What is High Value Information?

In the context of strategic risk management and governance, we've thought a lot over the years about how to distinguish truly valuable information in a world of data overload, fake news, etc., as well as increasingly scarce attention. In essence, decision makers have to simultaneously search through “sensemaking space” and “option space" — the former to reach a better understanding of the dynamics of the situation they confront, and the latter to determine how to most effectively and efficiently achieve their goals.

The first three type of valuable information pertain to the sensemaking challenge, which is our primary concern at Britten Coyne Partners:

  • New causal theories — that enable you to either better understand and explain the past or better forecast and anticipate the future. Causal theories that highlight positive feedback loops and critical thresholds that drive non-linearity are particularly valuable.

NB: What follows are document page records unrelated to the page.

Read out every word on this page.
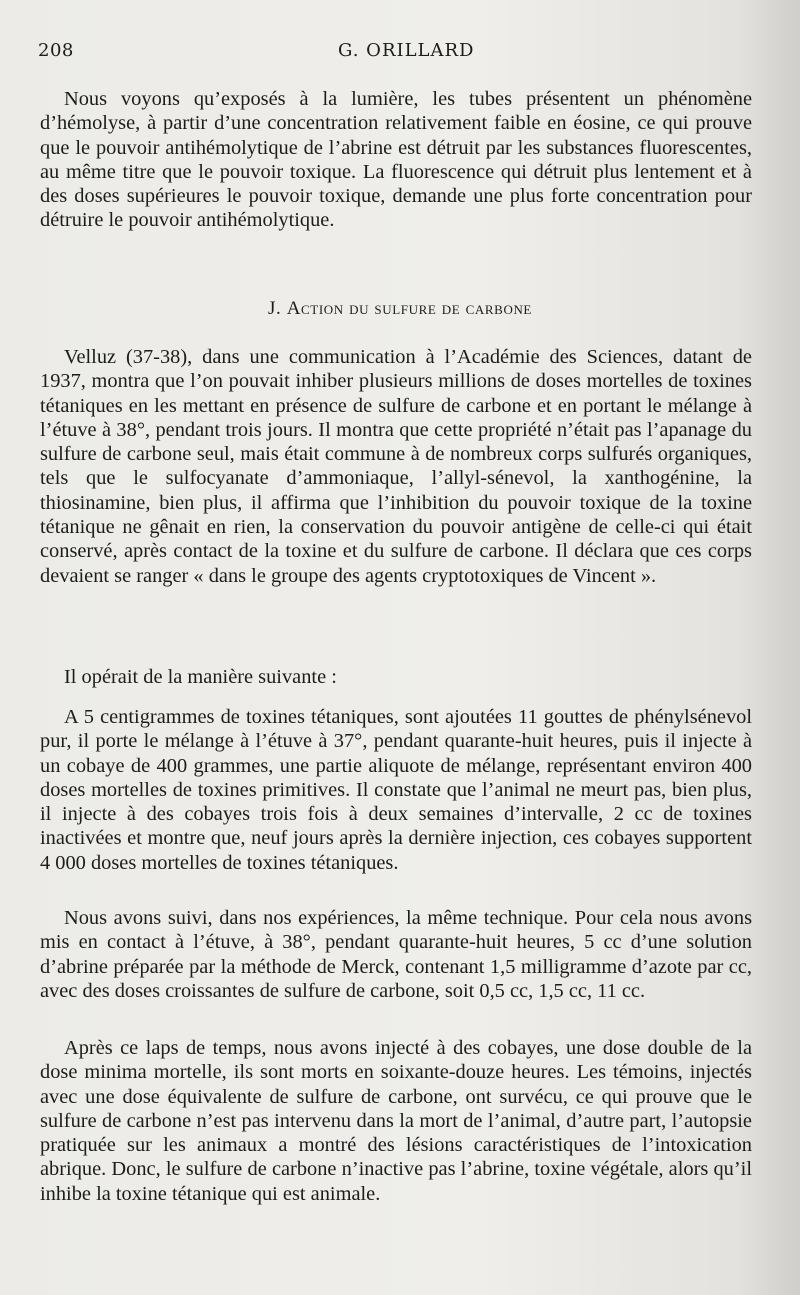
208	G. ORILLARD

Nous voyons qu’exposés à la lumière, les tubes présentent un phénomène d’hémolyse, à partir d’une concentration relativement faible en éosine, ce qui prouve que le pouvoir antihémolytique de l’abrine est détruit par les substances fluorescentes, au même titre que le pouvoir toxique. La fluorescence qui détruit plus lentement et à des doses supérieures le pouvoir toxique, demande une plus forte concentration pour détruire le pouvoir antihémolytique.

J. Action du sulfure de carbone

Velluz (37-38), dans une communication à l’Académie des Sciences, datant de 1937, montra que l’on pouvait inhiber plusieurs millions de doses mortelles de toxines tétaniques en les mettant en présence de sulfure de carbone et en portant le mélange à l’étuve à 38°, pendant trois jours. Il montra que cette propriété n’était pas l’apanage du sulfure de carbone seul, mais était commune à de nombreux corps sulfurés organiques, tels que le sulfocyanate d’ammoniaque, l’allyl-sénevol, la xanthogénine, la thiosinamine, bien plus, il affirma que l’inhibition du pouvoir toxique de la toxine tétanique ne gênait en rien, la conservation du pouvoir antigène de celle-ci qui était conservé, après contact de la toxine et du sulfure de carbone. Il déclara que ces corps devaient se ranger « dans le groupe des agents cryptotoxiques de Vincent ».

Il opérait de la manière suivante :

A 5 centigrammes de toxines tétaniques, sont ajoutées 11 gouttes de phénylsénevol pur, il porte le mélange à l’étuve à 37°, pendant quarante-huit heures, puis il injecte à un cobaye de 400 grammes, une partie aliquote de mélange, représentant environ 400 doses mortelles de toxines primitives. Il constate que l’animal ne meurt pas, bien plus, il injecte à des cobayes trois fois à deux semaines d’intervalle, 2 cc de toxines inactivées et montre que, neuf jours après la dernière injection, ces cobayes supportent 4 000 doses mortelles de toxines tétaniques.

Nous avons suivi, dans nos expériences, la même technique. Pour cela nous avons mis en contact à l’étuve, à 38°, pendant quarante-huit heures, 5 cc d’une solution d’abrine préparée par la méthode de Merck, contenant 1,5 milligramme d’azote par cc, avec des doses croissantes de sulfure de carbone, soit 0,5 cc, 1,5 cc, 11 cc.

Après ce laps de temps, nous avons injecté à des cobayes, une dose double de la dose minima mortelle, ils sont morts en soixante-douze heures. Les témoins, injectés avec une dose équivalente de sulfure de carbone, ont survécu, ce qui prouve que le sulfure de carbone n’est pas intervenu dans la mort de l’animal, d’autre part, l’autopsie pratiquée sur les animaux a montré des lésions caractéristiques de l’intoxication abrique. Donc, le sulfure de carbone n’inactive pas l’abrine, toxine végétale, alors qu’il inhibe la toxine tétanique qui est animale.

  • Indicators — high likelihood information (in the Bayesian sense) that enables you to better discriminate between different hypotheses — e.g., between multiple scenarios that could develop in the future. In Bayesian terms, information that reduces uncertainty and thus enables you to substantially adjust your prior probabilities across some range of hypotheses.

  • Surprises — information that triggers the feeling of surprise, usually because it is outside the range of outcomes your existing mental model would predict. Statistically, it tells you that the variance of possible outcomes is larger than you had thought. In Bayesian terms, may trigger expansion of the range of possible outcomes you had previously considered, as well as an adjustment in their probabilities. In Shannon terms, it is information with high entropy, because it increases your degree of uncertainty. 

The next three types of valuable information pertain to the search through option space and the selection of a course of action to pursue:

  • New Action Options — that enable you to achieve your goals with some combination of more effectiveness, more efficiency, or more flexibility (i.e., adaptability).

  • New Goals or Decision Criteria — that enable you to better evaluate and tradeoff the options you have.

  • New Time Updates — that tell you how much time is left before you must decide and act.